BUFFALO, N.Y. — The end of the Common Core teaching standard isn’t as close as some might believe.
“The short answer is no,” said Sam Radford, president of the Buffalo School District parent coordinating council. “The Common Core name is being phased out, but not the Common Core standards.”
He said reports of the demise of the controversial Common Core learning standards are widely exaggerated.
"This conversation that's going around about the Common Core being phased out by 2021, what you really have is a misunderstanding about what the Common Core standards are,” Radford said. “The Common Core standards are just simply standards. They were standards before Common Core, now we have standards that are going to come after Common Core.”
Changing the name from Common Core to something else might end up being the biggest difference.
"What we know as Common Core standards now has been changed to New York's New Generation Standards,” he said. “They're still the standards. A lot of the same standards that were in the Common Core continue to be in the New Generation standards and some of the same standards that came before the Common Core.”
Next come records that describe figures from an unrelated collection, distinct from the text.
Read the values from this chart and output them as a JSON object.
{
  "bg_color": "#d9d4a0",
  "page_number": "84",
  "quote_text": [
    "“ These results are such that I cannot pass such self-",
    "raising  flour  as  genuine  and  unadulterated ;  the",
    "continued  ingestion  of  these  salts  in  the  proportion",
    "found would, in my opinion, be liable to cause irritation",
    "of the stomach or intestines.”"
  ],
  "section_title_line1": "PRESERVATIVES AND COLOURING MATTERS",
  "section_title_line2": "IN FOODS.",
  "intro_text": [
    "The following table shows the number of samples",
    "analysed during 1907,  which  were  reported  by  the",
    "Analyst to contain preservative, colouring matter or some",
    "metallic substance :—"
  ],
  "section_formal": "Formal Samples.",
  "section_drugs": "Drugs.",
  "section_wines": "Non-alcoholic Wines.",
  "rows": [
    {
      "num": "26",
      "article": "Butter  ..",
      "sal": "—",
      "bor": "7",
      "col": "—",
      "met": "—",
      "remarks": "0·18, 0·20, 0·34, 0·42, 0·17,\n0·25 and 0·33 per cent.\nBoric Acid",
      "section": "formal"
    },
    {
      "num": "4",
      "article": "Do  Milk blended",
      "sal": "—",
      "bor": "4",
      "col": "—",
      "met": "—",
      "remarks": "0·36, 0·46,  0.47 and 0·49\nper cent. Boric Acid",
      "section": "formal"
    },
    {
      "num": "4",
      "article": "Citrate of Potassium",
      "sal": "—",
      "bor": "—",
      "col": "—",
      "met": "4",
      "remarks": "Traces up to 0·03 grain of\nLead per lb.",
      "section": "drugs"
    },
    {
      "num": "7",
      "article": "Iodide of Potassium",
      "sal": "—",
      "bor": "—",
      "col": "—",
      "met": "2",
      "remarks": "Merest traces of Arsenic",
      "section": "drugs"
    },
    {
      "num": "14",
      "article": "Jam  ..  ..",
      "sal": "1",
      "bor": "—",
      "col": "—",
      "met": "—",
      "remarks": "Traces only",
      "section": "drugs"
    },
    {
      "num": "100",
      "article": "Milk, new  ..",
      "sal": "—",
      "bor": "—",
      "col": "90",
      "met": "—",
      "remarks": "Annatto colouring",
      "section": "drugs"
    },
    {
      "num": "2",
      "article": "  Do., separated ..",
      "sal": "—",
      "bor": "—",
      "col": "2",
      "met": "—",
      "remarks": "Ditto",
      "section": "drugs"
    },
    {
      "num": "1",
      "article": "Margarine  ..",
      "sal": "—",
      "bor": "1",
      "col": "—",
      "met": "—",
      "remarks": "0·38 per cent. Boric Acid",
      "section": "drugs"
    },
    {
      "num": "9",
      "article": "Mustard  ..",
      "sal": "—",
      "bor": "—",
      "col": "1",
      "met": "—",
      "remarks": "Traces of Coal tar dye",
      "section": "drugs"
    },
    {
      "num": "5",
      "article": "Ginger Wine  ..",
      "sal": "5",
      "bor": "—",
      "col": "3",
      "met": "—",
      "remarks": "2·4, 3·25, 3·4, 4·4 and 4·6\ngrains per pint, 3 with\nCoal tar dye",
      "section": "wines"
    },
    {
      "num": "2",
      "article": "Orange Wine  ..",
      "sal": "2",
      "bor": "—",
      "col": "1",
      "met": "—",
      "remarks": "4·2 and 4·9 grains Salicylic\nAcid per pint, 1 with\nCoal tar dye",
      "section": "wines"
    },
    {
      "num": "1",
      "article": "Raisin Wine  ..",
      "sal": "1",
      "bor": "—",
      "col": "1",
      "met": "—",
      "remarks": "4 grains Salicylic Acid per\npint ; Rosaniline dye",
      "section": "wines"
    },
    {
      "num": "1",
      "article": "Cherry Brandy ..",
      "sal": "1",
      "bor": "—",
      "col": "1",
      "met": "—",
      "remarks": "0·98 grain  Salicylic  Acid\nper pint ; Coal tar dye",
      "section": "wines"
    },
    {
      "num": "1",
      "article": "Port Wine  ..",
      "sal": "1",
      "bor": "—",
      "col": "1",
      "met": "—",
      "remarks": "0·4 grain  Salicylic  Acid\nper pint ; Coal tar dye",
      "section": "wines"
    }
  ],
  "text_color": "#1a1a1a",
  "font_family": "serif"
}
“What has happened is there’s been a re-examination of the standards,” agreed Buffalo Teachers Federation President Phil Rumore. He believes the old system was implemented too quickly and over-tested students.
“There’ve been a group of teachers and people have sat down and tweaked, looked at the Common Core and said, alright, let’s try this,’ but we’re not going to implement it until 2021 to give people an opportunity to develop the curriculum and train the teachers so everybody knows what they’re doing,” he said.
Radford said while he agrees with some of the changes, the bottom line is to maintain a core set of standards so all students have a chance to succeed.
"Standards are not being phased out,” he stressed. “The word Common Core is being phased out. The new term New Generation Standards are being phased in so it's still standards, different name," said Radford.